Hierbei unterscheidet man direkte und indirekte Verfahren. Bei der indirekten Methode fungiert ein privates Finanzinstitut als Leasinggeber, während bei der direkten Option das Autohaus selbst als Geber des Leasings dient.
Die Vorteile eines Leasings gegenüber eines Neukaufs liegen klar auf der Hand. Zum Einen wird die Liquidität geschont, statt eines großen einmaligen Geldbetrags werden monatliche Beträge vom Konto abgebucht oder überwiesen. Auch sind in der Regel keinerlei finanziellen Vorleistungen beispielsweise Anzahlungen nötig.

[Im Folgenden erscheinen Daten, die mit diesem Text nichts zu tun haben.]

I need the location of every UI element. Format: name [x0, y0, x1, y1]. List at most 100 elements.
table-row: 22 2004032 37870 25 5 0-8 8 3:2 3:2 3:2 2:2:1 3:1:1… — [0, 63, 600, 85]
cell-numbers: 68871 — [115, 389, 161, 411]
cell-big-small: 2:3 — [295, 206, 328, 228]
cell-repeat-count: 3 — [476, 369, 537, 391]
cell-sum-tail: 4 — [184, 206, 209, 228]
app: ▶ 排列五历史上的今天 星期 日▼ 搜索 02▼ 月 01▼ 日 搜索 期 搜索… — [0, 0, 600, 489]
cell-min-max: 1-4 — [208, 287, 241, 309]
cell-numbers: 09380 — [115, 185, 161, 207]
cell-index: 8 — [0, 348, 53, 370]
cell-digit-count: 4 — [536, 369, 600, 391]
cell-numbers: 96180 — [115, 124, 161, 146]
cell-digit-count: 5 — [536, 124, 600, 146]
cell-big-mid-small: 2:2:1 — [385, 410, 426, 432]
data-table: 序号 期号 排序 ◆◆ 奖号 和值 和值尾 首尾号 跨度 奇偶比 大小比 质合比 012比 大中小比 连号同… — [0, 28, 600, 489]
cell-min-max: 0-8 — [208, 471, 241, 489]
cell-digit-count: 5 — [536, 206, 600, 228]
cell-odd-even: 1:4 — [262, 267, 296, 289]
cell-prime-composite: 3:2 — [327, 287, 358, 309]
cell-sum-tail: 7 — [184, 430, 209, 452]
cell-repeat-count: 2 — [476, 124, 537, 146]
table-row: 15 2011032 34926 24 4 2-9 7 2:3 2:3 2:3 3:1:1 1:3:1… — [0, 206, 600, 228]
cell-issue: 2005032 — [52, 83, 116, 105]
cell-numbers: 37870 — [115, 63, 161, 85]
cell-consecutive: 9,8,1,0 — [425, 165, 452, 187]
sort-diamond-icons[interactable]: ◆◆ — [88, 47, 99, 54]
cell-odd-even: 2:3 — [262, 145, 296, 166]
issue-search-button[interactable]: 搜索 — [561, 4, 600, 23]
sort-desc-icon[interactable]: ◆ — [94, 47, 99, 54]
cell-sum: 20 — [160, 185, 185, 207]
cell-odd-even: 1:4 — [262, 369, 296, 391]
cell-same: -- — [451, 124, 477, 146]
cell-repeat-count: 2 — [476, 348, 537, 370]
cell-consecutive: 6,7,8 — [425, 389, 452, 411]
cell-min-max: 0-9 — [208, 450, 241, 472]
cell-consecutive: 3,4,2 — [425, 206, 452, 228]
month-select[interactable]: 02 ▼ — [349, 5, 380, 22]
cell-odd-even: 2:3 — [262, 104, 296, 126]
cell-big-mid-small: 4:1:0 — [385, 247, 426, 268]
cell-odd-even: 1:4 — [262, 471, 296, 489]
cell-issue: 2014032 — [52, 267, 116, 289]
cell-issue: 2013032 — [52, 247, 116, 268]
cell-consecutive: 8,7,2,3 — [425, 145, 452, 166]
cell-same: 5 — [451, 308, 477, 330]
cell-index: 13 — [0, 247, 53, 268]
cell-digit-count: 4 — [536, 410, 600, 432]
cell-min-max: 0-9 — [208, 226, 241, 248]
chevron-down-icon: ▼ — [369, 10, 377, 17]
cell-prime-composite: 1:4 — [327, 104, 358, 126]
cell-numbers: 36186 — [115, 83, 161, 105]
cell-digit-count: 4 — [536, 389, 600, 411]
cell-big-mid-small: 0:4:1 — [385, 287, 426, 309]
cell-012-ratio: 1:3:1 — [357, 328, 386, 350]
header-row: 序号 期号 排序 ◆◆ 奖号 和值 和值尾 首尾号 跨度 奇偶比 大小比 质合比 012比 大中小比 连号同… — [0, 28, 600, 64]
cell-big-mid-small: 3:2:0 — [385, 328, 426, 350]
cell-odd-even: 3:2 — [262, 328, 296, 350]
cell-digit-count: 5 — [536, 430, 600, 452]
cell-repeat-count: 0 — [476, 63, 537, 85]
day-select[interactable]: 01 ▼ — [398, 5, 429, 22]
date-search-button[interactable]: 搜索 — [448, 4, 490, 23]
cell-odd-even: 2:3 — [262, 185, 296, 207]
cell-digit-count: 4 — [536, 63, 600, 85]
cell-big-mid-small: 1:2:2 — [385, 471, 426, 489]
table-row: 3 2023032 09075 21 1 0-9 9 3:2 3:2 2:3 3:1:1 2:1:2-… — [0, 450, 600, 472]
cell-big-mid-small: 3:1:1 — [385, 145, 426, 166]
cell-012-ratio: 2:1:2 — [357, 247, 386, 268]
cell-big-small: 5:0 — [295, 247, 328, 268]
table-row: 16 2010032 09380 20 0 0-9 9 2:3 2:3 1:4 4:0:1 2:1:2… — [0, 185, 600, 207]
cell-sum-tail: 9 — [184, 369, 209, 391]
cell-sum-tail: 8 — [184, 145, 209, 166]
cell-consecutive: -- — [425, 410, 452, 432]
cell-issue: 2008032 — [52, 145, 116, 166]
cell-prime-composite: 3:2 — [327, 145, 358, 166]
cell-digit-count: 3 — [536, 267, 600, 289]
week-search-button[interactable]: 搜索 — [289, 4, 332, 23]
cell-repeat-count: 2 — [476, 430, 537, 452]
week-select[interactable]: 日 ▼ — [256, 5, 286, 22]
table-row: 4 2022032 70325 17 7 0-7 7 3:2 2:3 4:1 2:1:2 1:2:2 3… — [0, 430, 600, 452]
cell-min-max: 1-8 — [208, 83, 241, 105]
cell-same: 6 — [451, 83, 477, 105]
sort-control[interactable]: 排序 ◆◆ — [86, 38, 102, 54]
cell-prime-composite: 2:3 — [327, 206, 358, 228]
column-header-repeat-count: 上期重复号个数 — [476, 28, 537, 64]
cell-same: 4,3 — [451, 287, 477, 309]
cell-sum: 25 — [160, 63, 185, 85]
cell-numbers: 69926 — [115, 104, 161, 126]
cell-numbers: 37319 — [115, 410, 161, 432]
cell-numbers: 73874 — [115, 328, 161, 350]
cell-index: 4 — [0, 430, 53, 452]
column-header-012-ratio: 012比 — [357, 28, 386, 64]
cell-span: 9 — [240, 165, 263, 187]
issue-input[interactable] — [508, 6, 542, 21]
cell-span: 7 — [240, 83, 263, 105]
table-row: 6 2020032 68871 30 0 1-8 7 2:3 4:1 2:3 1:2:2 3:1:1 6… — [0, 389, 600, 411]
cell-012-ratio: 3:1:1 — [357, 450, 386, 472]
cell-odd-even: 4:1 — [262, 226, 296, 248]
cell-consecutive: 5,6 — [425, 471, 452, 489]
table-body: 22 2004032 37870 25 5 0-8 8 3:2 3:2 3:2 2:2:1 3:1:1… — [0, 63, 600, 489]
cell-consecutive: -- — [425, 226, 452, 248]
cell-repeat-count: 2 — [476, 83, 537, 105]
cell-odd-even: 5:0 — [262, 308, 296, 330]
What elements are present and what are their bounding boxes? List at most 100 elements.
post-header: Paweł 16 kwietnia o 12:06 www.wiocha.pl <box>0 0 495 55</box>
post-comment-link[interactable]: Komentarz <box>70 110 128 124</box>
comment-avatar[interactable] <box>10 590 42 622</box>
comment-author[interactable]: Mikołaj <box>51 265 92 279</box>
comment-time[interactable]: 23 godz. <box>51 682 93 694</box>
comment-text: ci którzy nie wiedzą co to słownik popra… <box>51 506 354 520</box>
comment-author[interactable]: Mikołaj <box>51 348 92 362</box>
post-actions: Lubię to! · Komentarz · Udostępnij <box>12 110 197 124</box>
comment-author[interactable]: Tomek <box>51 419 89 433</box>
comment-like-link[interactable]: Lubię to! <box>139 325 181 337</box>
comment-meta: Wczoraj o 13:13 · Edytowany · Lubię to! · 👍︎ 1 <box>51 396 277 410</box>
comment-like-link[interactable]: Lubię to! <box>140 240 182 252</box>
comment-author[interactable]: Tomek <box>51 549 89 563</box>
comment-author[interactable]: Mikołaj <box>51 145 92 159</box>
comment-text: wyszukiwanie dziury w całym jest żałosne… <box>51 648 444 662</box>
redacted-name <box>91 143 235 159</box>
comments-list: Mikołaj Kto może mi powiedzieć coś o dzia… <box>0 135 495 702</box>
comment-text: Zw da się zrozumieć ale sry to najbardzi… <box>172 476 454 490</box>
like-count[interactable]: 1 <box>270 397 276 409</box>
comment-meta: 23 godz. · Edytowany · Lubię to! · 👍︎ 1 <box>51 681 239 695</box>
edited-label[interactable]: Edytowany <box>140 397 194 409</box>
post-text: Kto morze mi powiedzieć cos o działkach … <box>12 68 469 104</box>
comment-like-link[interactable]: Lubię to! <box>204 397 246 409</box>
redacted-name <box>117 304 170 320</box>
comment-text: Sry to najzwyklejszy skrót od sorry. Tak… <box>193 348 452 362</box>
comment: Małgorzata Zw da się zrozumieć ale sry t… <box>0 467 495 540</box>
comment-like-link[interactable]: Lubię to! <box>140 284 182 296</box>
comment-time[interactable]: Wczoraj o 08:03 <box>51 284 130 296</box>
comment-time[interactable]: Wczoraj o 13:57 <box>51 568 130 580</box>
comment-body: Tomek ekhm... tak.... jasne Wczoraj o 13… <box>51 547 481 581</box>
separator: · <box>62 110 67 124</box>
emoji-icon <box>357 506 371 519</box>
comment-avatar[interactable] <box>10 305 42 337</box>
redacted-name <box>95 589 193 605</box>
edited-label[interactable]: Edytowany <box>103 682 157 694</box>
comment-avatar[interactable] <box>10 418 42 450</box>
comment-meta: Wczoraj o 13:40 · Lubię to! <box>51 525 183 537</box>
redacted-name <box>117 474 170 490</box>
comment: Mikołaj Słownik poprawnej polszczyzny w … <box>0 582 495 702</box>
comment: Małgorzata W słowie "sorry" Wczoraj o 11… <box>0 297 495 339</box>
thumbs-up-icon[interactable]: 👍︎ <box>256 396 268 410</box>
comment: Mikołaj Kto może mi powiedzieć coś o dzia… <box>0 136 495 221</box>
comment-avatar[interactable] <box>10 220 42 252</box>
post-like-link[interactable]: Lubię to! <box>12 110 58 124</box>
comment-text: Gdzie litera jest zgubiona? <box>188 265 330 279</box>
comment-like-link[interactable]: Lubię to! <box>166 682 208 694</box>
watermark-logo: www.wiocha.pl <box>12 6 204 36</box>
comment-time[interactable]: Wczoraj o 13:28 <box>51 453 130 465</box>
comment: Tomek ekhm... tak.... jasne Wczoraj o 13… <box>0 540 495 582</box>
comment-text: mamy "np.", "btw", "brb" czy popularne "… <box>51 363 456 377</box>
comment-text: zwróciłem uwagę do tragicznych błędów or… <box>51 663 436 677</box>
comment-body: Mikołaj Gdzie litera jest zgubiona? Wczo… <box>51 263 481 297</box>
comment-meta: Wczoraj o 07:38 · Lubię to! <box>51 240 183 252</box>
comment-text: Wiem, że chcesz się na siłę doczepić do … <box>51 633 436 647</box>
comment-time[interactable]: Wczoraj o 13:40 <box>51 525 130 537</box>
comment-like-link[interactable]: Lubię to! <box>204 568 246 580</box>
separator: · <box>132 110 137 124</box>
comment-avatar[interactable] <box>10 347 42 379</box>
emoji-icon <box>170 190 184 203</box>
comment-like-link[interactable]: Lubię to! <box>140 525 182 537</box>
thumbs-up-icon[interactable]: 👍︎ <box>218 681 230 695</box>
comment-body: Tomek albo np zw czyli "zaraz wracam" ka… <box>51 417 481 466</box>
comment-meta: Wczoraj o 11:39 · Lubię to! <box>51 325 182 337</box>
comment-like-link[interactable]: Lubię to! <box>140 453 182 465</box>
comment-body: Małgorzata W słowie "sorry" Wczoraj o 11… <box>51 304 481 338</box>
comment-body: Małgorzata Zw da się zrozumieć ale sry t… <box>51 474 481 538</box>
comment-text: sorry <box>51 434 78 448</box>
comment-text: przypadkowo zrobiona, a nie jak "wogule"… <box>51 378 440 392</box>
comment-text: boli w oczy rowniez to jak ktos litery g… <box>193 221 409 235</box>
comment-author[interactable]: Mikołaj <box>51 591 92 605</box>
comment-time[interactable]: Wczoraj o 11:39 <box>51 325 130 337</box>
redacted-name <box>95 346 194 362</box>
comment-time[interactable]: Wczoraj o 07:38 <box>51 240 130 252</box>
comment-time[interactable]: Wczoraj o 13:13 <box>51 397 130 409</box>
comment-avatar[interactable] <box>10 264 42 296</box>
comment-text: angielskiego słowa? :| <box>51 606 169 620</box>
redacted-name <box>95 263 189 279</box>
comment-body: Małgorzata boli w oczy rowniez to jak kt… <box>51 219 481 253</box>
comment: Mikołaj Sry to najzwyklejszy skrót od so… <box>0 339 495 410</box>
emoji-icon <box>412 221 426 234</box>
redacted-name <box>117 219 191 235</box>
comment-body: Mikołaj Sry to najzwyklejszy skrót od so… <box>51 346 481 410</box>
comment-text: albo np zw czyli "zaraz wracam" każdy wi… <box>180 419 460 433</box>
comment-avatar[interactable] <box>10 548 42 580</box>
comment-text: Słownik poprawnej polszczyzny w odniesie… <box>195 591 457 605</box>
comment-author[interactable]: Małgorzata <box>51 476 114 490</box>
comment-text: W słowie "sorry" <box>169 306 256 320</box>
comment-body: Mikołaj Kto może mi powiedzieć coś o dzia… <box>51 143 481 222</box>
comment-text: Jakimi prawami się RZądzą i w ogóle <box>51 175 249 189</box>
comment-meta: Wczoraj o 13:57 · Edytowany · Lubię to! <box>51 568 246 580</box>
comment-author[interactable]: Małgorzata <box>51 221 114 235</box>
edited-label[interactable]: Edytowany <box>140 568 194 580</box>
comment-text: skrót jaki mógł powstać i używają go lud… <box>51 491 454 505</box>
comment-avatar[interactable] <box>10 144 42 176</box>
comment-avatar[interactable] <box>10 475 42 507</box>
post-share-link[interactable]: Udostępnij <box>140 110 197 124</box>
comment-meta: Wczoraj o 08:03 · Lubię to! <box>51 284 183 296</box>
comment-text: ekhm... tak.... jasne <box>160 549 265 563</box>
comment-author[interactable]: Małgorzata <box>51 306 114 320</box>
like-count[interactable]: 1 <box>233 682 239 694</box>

Aber die Methode weist durchaus auch Nachteile auf. Der Leasingnehmer erwirbt kein Eigentum und kann das Auto dementsprechend auch nicht verkaufen, wenn das Geld mal knapp sein sollte. Selbst am Ende der Vertragslaufzeit gehört dem Leasingnehmer das Auto noch nicht. Außerdem sind die Gesamtkosten deutlich höher, als wenn man das Auto über einen Kredit finanzieren würde. Für Kurzentschlossene ist ein Leasingangebot ebenfalls nicht interessant, da die Vertragslaufzeiten meist über einen längeren Zeitraum gehen. Der Kunde ist an diese vertraglich vereinbarte Zeit gebunden, selbst, wenn das Auto ungenutzt bleibt, also beispielsweise längere Zeit in der Garage steht.
Vor Abschluss eines entsprechenden Vertrages sollten alle Details ausführlich besprochen werden. Etwa ob das Auto nach Vertragsende vom Händler zurückgenommen wird – ungeachtet möglicher Schrammen und Macken, oder welche Summe bei einem Unfallschaden fällig wird. Oftmals wird in so einem Fall nämlich nur der Zeitwert ersetzt.